Ue: il fallimento della presidenza italiana

Si è chiuso ieri, de facto, il semestre europeo a guida italiana. Poche le apertura sulla flessibilità. Unico merito: tornare a far discutere di crescita

Chi a Palazzo Chigi si aspettava un regalo di Natale da parte di Bruxelles è rimasto con un cerino in mano. Iniziato con il botto, fra le richieste di una maggiore flessibilità sui conti pubblici e l’imposizione di Federica Mogherini come Alto rappresentante dell’Unione per gli affari esteri e la politica di sicurezza, il semestre europeo di presidenza dell’Italia si è praticamente chiuso ieri, quasi in silenzio. Il Consiglio Ue di ieri, infatti, ha deciso poco o nulla, lasciando aperte molte questioni che saranno discusse solo nel nuovo anno. Una fra tante, come conteggiare gli investimenti produttivi in rapporto al deficit. 

Il tentativo di Renzi

Il presidente del Consiglio Matteo Renzi ha provato fino all’ultimo a spingere per una decisione, almeno informale, riguardo a come mettere in bilancio gli investimenti produttivi.
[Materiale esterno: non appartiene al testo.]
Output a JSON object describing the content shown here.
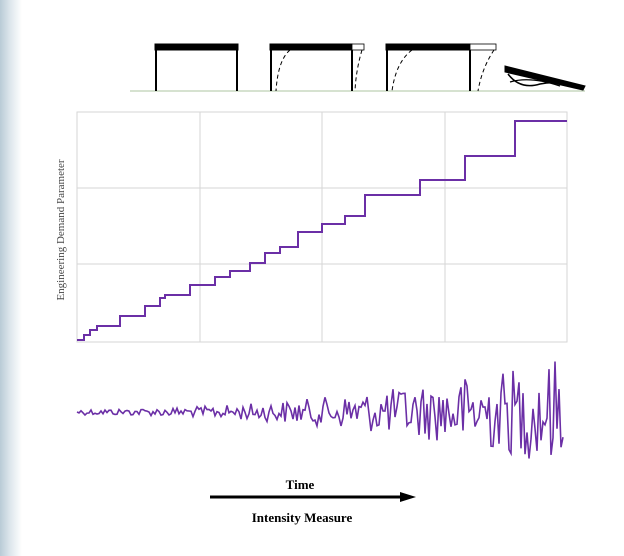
{
  "figure": {
    "y_axis_label": "Engineering Demand Parameter",
    "time_label": "Time",
    "intensity_label": "Intensity Measure"
  }
}
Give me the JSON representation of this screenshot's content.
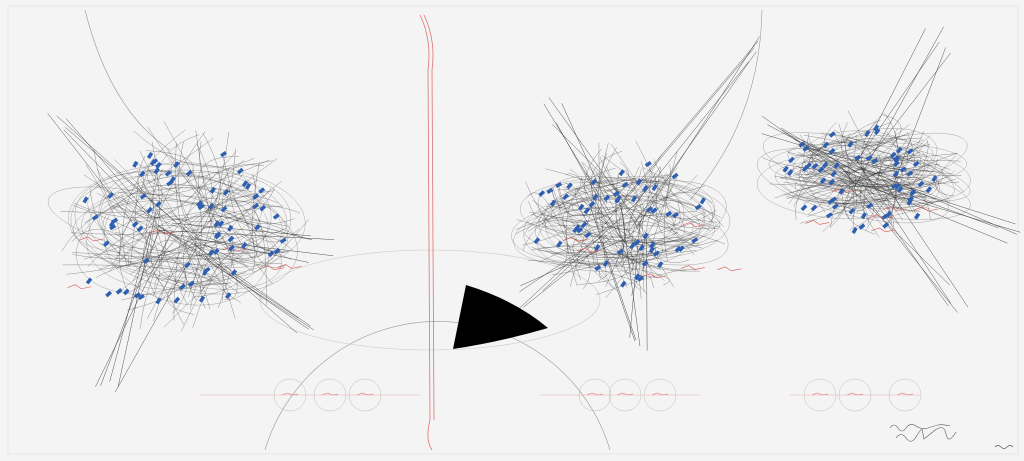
{
  "artwork": {
    "colors": {
      "paper": "#f4f4f4",
      "ink": "#2a2a2a",
      "red_ink": "#d9534f",
      "blue_marks": "#2f5fb0",
      "wedge": "#000000"
    },
    "clusters": [
      {
        "name": "left-cluster",
        "blue_mark_count": 70
      },
      {
        "name": "middle-cluster",
        "blue_mark_count": 55
      },
      {
        "name": "right-cluster",
        "blue_mark_count": 60
      }
    ]
  }
}
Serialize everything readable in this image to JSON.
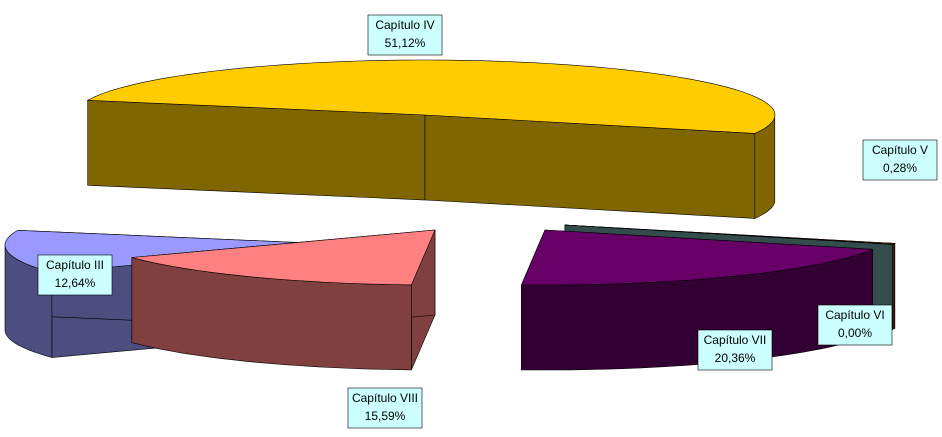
{
  "chart_data": {
    "type": "pie",
    "categories": [
      "Capítulo III",
      "Capítulo IV",
      "Capítulo V",
      "Capítulo VI",
      "Capítulo VII",
      "Capítulo VIII"
    ],
    "values": [
      12.64,
      51.12,
      0.28,
      0.0,
      20.36,
      15.59
    ],
    "value_labels": [
      "12,64%",
      "51,12%",
      "0,28%",
      "0,00%",
      "20,36%",
      "15,59%"
    ],
    "colors": [
      "#9999ff",
      "#ffcc00",
      "#993300",
      "#669999",
      "#660066",
      "#ff8080"
    ]
  }
}
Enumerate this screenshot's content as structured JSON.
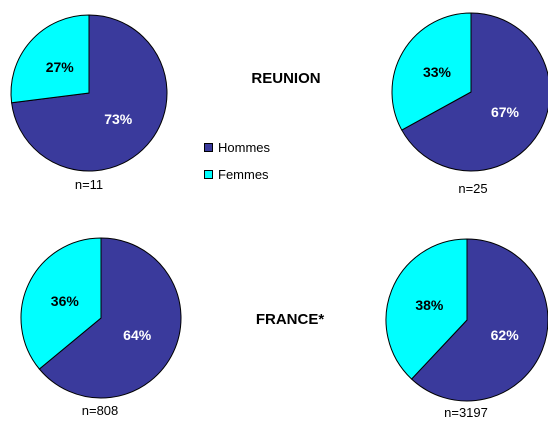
{
  "chart_data": {
    "type": "pie",
    "legend": {
      "position": "center",
      "items": [
        {
          "label": "Hommes",
          "color": "#3A3A9C"
        },
        {
          "label": "Femmes",
          "color": "#00FFFF"
        }
      ]
    },
    "region_labels": [
      "REUNION",
      "FRANCE*"
    ],
    "pies": [
      {
        "label": "n=11",
        "slices": [
          {
            "name": "Hommes",
            "value": 73,
            "text": "73%"
          },
          {
            "name": "Femmes",
            "value": 27,
            "text": "27%"
          }
        ]
      },
      {
        "label": "n=25",
        "slices": [
          {
            "name": "Hommes",
            "value": 67,
            "text": "67%"
          },
          {
            "name": "Femmes",
            "value": 33,
            "text": "33%"
          }
        ]
      },
      {
        "label": "n=808",
        "slices": [
          {
            "name": "Hommes",
            "value": 64,
            "text": "64%"
          },
          {
            "name": "Femmes",
            "value": 36,
            "text": "36%"
          }
        ]
      },
      {
        "label": "n=3197",
        "slices": [
          {
            "name": "Hommes",
            "value": 62,
            "text": "62%"
          },
          {
            "name": "Femmes",
            "value": 38,
            "text": "38%"
          }
        ]
      }
    ]
  }
}
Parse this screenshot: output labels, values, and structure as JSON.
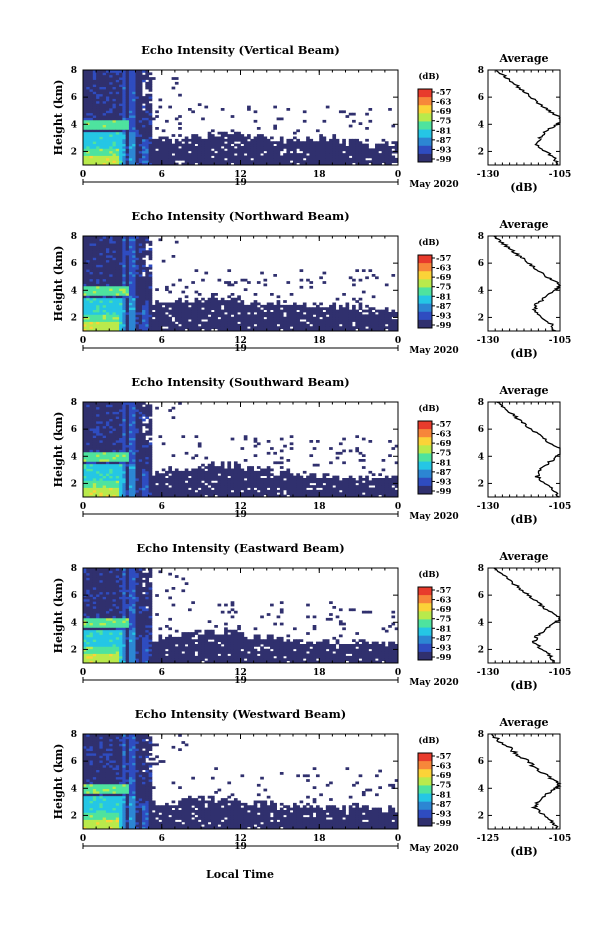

A inizio settimana aveva rilanciato una vecchia idea, quella di escludere dal Patto di stabilità tutte le voci facenti riferimento agli investimenti nazionali con un interesse comunitario. Eppure, il vicepresidente della Commissione Ue, Frans Timmermans, lo aveva stoppato quasi subito, ricordando all’inquilino di Palazzo Chigi che le regole europee non possono essere violate e che esistono altre sedi per discutere di questi temi. Infatti, come ha reso noto Reuters il giorno prima del vertice, fonti europee smentivano che si potesse trovare una soluzione su questo versante. “Ci sono i margini perché ci sia un dibattito su ciascun punto, compreso quello sulla flessibilità del Patto di stabilità e crescita. Tuttavia, credo che non ci sarà un accordo unanime sull’idea di riscrivere il patto”, ha detto un alto funzionario Ue a Reuters. Detto, fatto. I temi sono stati altri, con buona pace della Presidenza italiana. 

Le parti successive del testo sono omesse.